The developments in the past month have made it abundantly clear that the Centre this time around has made up its mind to get the violence mongers in Jammu and Kashmir, as the cliché goes, by their neck. On the morning of Independence Day, WhatsApp groups were fed with a video clip which showed the Tricolour being unfurled from a telecom tower in Tral, the hometown of neutralised terrorist Burhan Wani.
As the flag proudly fluttered, it was captured on the camera and later released on social media with AR Rahman’s “Vande Mataram” playing in the background. The clear message being that the Government is going to follow a policy of domination in the Valley. If any doubts remained, it soon got dispelled when Prime Minister Narendra Modi spoke from the ramparts of Red Fort. In asking the Kashmiri youth to drop the stone and hold the laptop for a prosperous future, Modi made clear that he is in no haste for an early “political solution” to violence in the Valley.
The agenda of security forces seem to be clear. Having successfully eliminated Burhan Wani, the leader of new militancy, they are now out to prevent emergence of any new leadership. And this would need hard and sometimes harsh measures, both at the domestic front and also on the international forums. New Delhi so far has demonstrated that it has “plans” to address the issue on both the fronts. How effective or ineffective they are, only time will tell.
The fluttering of Tricolour in Tral on August 15 gave many a sense of relief that Indian Sovereignty still held ground in the Valley. For the records, hoisting the Indian flag was not a child’s play either. A Rashtriya Rifles jawan on August 14 climbed the 50-metre tall mobile tower in Tral, removed the Pakistani flag and hoisted the Indian Tricolour. The entire act was recorded in a video using a drone. Thereafter it went viral on the social media.
Just about a month back, as Burhan was buried in Tral, violent mobs attacked installations of police and paramilitary forces at various places in the Valley and set ablaze several buildings including three police installations. There was no deployment of security forces in Tral and adjoining areas to avoid a confrontation with the people coming to participate in the funeral.
There were also reports of militants “superimposing their attacks” on public protests, as was evident in an attack on District Police Lines in Pulwama which the security forces thwarted. The camps at Sangam, Larnoo, Seer, Gopalpora, Minority camp Mattan, Kokernag, Dooru, and Janglat Mandi were also attacked by the protestors. Having allowed violence to the brim, the counter by the security forces started and in a month’s time Tral was all over the globe with Tricolour fluttering on the highest tower in the town.
The Tral image attempts to give a picture that violence has effectively been contained, and allowing people to come out on the day of funeral was probably part of the strategy. This was followed by effective counter-plan as the militants tried to “super-impose” their moves on the mass protests. Now that the streets have fallen silent, the government has gone into fighting on the new frontier – the new age terror. If Burhan Wani made extensive use of social media to iconise himself as new age terrorist, the security forces, too, have been effectively using, for the past month, the same medium to establish the rule of law and Indian Sovereignty.
To their added credit, in the midst of the current turmoil, they managed to revive the annual Amarnath Yatra and successfully concluded it on August 18 -- the Raksha Bandhan day.
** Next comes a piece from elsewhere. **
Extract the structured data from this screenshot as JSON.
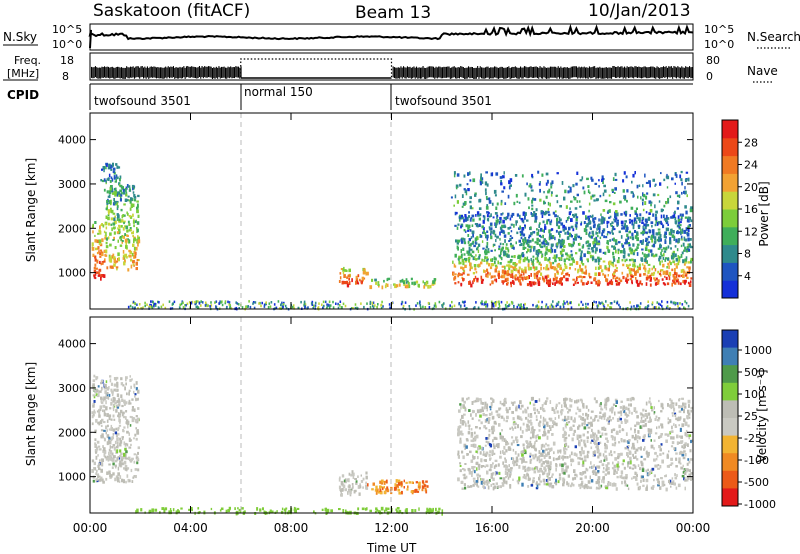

The Yatra route passes largely through South Kashmir, the area where Burhan Wani operated. Suspended for barely two days after Wani’s killing, the Yatra resumed from Jammu base camp on the afternoon of July 10 and continued unhindered for more than a month except for the matters of weather.
On the political front, the interesting development has been relative quiet maintained by Chief Minister Mehbooba Mufti, which has provided the much-needed space to the security forces to carry out their operations. She left it to her colleague and People’s Conference leader Sajjad Lone to battle it out with political rivals like former Chief Minister Omar Abdullah of the National Conference. Lone suggested in an interview that only five percent of Kashmir population was protesting on roads, which, if true, indicates towards protests getting restricted to a few pockets of the sprawling state.
Additionally, Pakistan’s designs have so far been neutralised both on ground zero and in the United Nation. Though the new age Kashmiris may continue to vent their misplaced angst on the social media, it looks that it is not going to take their movement very far as New Delhi has opened a new front -- Balochistan. The freedom fighters of Balochistan have a stronger case against Pakistan than separatists in the Valley may ever have against India.
It would, however, be too early to say that Centre’s policy of “political non-engagement”, which includes not send an all-party delegation to the state, is working well. But it has certainly demonstrated that the matters in the Valley were not being addressed in the pro forma manner anymore and initiatives henceforth will have elements of surprise - and even shock.
(Sidharth Mishra is President, Centre for Reforms, Development & Justice, and is Consulting Editor, Millennium Post. The views are personal.)